Ask horse owners where they lack confidence in their horsemanship skills, and often the response will be getting their horse into a trailer for traveling. Notice how often ads selling horses use phrases like “loads like a dream” or “loads and unloads easily.” Yet in my experience, there is a disconnect between the reassuring ads and the bleak reality for most people. Why is smooth trailering such an important quality in a horse? Because loading an unwilling or frightened horse can be a nightmare for both horse and human.
Trailering my horse is a lesson that I’ve recently learned. My daughter and I signed up for a weekend clinic about 25 miles from our home, so a month before the clinic was to begin, I began my trailer loading lessons. I’ll share the specifics later in this article about how I made out, but first let’s look at the principle behind the tactics. It’s not what you might think. The magic is not how you position the horse or the trailer, nor is it about buckets of grain as enticements, and it’s not about brute force either (definitely a losing proposition for the human.)
The key is to understand horse time. A horse’s sense of time is much different than a human’s sense of time. People are driven by the clock. We awake at a certain time by the alarm clock, we drive 23 minutes to work, we eat lunch from noon to one o’clock, and we run staff meetings Thursdays at three p.m. sharp! Then it’s the weekend and we want to take our horse on a trail ride, and we expect our horse to load on our schedule.
That doesn’t work for horses. Horses have a very different sense of time. They don’t live in the past, nor are they anticipating or living in the future. They are living in the moment. They survive by being alert to situations in which they find themselves now, and when they are led to a trailer, they are thinking, “This is a dark, enclosed space, and who knows what predator lurks inside that space. How do I escape?”
Do you see the potential train wreck approaching? Human time and horsetime are colliding. And do you know how to avoid the wreck? Be on horse time. Think like a horse. This is one of the truly great aspects of excellent horsemanship—that humans, when with horses, make the choice to live in the moment, which is not always easy. Not to get too philosophical, but some say the key to enlightenment is living in the moment. “Be here now,” Baba Ram Das once said. That’s the way horses are. And it’s critical to understand this concept in terms of every interaction with them. When we’re trying to help our horses into the trailer, if it takes an hour for them to learn it the first time, then we must prepare to patiently invest that time. We’d like them to learn it in three minutes, and maybe six months or a year from now, our horse will load inthree minutes.

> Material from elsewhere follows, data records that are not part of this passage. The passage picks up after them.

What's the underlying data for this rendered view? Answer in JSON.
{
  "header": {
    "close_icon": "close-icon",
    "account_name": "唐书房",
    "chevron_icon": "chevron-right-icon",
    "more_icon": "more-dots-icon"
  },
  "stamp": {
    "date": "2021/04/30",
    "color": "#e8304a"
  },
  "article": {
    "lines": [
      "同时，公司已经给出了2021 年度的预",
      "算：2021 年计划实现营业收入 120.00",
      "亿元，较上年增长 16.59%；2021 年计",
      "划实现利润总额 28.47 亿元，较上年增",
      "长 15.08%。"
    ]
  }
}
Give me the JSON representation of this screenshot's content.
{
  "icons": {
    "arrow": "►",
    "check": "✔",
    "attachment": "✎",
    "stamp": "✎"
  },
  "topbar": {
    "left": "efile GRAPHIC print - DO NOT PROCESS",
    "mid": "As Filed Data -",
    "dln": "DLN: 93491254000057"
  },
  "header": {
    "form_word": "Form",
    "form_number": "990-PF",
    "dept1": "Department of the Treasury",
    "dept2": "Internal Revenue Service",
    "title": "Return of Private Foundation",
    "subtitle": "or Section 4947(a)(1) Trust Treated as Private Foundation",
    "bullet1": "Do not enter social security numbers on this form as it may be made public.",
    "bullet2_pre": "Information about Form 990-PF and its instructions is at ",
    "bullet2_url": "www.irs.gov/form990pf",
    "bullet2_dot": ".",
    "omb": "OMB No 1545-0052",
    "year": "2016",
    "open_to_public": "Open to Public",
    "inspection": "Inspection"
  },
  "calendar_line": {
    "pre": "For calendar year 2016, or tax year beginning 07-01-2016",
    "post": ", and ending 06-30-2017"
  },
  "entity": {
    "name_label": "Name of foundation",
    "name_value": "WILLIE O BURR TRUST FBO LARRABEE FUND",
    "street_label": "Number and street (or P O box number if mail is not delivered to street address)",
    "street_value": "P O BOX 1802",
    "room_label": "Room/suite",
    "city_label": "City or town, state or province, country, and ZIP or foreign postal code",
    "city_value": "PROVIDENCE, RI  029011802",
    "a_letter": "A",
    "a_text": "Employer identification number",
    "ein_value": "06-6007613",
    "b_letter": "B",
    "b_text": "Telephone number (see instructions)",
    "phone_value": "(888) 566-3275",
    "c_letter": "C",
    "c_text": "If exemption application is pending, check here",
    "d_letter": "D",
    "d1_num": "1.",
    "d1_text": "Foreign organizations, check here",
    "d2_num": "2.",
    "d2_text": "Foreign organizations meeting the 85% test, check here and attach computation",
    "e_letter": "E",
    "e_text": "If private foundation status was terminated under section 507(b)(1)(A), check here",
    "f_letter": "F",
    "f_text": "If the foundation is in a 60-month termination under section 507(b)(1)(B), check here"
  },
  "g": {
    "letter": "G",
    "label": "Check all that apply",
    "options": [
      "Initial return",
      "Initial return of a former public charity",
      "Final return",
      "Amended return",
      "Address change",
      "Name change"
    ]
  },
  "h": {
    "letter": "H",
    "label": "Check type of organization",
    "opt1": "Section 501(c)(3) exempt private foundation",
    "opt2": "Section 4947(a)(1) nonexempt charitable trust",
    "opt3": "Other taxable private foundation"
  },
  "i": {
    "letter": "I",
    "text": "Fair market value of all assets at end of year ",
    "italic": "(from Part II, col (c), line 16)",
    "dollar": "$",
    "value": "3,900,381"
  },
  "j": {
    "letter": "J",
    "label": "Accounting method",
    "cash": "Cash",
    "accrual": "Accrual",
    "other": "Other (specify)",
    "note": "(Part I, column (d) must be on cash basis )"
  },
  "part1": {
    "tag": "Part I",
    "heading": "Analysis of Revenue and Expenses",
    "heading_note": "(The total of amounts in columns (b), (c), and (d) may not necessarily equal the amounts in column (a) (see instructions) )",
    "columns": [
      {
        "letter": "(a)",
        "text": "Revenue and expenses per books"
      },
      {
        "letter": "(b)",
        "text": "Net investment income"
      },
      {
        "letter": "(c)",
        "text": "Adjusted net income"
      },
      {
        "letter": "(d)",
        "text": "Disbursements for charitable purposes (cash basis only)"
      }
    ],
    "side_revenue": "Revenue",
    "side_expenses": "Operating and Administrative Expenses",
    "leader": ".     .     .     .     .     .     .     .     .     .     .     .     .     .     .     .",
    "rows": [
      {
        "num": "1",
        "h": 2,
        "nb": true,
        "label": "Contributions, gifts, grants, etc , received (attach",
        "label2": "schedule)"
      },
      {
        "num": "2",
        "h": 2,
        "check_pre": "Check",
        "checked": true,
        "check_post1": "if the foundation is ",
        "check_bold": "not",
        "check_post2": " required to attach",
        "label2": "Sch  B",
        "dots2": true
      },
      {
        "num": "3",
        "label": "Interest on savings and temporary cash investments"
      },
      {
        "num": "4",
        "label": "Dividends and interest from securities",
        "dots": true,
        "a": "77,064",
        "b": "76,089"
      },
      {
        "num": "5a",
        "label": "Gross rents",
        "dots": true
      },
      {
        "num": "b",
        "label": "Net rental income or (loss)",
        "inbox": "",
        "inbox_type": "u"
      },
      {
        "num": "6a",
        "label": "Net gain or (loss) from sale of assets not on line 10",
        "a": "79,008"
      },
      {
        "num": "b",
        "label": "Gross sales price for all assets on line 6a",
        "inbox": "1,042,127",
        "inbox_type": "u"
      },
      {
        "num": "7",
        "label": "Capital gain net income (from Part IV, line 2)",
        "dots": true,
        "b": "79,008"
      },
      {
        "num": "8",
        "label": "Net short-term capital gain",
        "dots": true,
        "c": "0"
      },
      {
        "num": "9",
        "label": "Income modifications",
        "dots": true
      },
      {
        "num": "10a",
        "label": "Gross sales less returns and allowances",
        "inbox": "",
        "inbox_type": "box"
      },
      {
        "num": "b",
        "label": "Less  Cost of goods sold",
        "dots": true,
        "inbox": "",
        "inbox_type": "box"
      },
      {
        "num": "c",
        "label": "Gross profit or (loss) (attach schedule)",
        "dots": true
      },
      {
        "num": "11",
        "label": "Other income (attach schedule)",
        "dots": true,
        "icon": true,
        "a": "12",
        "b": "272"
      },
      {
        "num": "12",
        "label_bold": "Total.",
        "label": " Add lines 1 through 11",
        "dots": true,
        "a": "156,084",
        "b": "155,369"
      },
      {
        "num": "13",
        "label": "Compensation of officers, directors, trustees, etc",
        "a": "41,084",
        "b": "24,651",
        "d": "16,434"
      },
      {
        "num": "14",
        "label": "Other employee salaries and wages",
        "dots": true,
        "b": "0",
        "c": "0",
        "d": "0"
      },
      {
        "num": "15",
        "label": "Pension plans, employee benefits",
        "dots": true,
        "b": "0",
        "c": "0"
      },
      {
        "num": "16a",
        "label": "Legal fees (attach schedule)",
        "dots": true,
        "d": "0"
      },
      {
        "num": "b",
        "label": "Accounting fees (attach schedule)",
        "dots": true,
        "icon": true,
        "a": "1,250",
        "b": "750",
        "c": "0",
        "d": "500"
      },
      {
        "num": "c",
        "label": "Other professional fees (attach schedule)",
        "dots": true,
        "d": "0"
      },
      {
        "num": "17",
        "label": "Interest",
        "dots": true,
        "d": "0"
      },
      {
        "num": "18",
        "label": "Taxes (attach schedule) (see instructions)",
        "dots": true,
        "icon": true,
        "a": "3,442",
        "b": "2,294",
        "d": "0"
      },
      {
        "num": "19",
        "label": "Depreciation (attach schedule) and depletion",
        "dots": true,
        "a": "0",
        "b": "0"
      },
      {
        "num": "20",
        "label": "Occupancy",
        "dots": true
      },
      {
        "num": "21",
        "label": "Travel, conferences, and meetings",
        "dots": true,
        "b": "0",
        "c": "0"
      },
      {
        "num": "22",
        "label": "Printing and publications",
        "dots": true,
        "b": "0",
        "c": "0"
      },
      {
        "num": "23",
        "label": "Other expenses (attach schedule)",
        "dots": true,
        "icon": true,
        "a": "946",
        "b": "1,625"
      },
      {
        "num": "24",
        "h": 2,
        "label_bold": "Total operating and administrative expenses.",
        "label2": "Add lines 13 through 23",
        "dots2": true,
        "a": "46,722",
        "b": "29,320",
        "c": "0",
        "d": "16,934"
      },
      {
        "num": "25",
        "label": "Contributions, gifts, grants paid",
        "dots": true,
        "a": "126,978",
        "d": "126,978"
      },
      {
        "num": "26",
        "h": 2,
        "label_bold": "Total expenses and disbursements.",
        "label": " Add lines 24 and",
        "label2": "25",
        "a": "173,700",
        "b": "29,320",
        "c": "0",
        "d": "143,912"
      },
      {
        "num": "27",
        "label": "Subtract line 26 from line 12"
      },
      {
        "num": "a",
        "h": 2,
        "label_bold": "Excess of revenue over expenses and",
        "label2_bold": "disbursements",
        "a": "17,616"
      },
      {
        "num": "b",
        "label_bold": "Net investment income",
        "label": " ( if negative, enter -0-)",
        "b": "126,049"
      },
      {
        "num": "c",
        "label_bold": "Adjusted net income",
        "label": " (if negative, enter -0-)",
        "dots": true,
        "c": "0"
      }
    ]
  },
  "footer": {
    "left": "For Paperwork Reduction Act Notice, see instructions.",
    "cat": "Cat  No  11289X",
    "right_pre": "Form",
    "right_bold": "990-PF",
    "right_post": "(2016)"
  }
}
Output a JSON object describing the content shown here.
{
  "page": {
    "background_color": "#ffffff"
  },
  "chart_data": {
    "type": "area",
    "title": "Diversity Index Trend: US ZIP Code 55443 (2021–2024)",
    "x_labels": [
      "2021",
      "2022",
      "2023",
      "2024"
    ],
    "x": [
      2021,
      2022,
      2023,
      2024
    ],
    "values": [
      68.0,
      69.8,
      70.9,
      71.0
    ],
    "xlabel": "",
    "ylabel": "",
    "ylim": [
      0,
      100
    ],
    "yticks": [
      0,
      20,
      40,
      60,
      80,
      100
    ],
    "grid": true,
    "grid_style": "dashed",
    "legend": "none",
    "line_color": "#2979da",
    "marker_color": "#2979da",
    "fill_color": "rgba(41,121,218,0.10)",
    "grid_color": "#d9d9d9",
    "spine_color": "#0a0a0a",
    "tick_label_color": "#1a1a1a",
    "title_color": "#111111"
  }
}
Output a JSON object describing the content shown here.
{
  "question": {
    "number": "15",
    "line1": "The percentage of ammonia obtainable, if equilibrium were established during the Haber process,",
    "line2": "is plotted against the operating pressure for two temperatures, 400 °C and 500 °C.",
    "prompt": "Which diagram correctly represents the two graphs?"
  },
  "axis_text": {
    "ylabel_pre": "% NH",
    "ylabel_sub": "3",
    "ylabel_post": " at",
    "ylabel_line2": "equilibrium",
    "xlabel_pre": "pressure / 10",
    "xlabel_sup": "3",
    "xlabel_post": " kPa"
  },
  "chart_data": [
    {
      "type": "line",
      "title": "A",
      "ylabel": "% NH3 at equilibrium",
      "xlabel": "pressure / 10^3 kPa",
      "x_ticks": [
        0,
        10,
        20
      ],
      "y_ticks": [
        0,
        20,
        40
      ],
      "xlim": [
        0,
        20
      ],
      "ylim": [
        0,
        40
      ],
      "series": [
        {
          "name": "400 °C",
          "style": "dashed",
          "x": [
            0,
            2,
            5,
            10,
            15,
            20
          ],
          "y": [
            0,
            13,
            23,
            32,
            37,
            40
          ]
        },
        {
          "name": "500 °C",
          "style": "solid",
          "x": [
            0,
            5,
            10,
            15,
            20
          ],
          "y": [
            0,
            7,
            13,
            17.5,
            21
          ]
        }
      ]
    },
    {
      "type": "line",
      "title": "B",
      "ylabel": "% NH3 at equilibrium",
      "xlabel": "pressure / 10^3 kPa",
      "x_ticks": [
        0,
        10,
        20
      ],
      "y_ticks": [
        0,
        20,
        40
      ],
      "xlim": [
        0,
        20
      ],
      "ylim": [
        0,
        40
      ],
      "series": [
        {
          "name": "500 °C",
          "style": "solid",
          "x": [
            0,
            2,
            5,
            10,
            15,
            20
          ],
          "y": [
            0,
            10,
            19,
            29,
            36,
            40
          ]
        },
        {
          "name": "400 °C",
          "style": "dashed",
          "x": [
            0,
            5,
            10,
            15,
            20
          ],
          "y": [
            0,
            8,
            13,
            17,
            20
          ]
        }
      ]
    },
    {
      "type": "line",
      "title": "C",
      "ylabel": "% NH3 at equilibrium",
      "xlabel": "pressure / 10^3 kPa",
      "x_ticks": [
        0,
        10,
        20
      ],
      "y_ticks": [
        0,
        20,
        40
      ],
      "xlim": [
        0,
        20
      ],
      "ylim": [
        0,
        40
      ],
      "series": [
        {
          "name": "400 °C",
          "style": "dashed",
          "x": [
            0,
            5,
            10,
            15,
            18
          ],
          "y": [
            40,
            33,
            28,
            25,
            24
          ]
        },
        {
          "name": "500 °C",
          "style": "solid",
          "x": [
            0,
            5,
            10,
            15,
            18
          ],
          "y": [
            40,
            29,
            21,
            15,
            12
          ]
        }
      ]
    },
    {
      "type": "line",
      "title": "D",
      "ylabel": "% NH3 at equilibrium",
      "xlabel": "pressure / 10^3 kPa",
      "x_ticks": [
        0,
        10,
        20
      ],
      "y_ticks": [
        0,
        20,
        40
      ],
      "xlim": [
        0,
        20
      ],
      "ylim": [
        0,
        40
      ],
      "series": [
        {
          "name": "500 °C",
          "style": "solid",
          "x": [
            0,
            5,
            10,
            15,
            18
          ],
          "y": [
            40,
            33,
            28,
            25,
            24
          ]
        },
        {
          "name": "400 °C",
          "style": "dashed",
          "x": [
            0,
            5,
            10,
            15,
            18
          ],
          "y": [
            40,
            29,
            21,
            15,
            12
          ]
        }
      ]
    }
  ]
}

With my Arabian gelding Chance, who is my teacher more than I am his teacher, my trailering experience was quite remarkable. My goal was to move from one comfortable experience to the next without caring how long the process took. Chance would let me know. On day one, I brought Chance in to be groomed, picked his feet (which took almost an hour the first time I tried it two years ago and now takes about two minutes—another testimony to horse time), and led him out to the trailer. We walked around it a few times, and I stopped at the back of the open trailer and let him check it out. He snorted, peered inside, and moved forward the tiniest bit. I praised him, walked him back to the barn, and turned him loose.
On day two, I did exactly the same things, and when he moved forward at the trailer, I encouraged him with a calm voice. He placed first one front foot inside the trailer and then a second, and stood quietly. After about ten seconds, when I could feel that he was becoming slightly less comfortable, I encouraged him to back out, and that was that.
On day three, again following the same routine with no expectations on my part, Chance walked right inside the trailer, moved all the way forward, and stood quietly, looking at me with alertness, calmness, and softness. Chance achieved a major milestone that day and did it hisway, on his time frame.
And what did I learn from Chance? It’s not about time. It’s about now.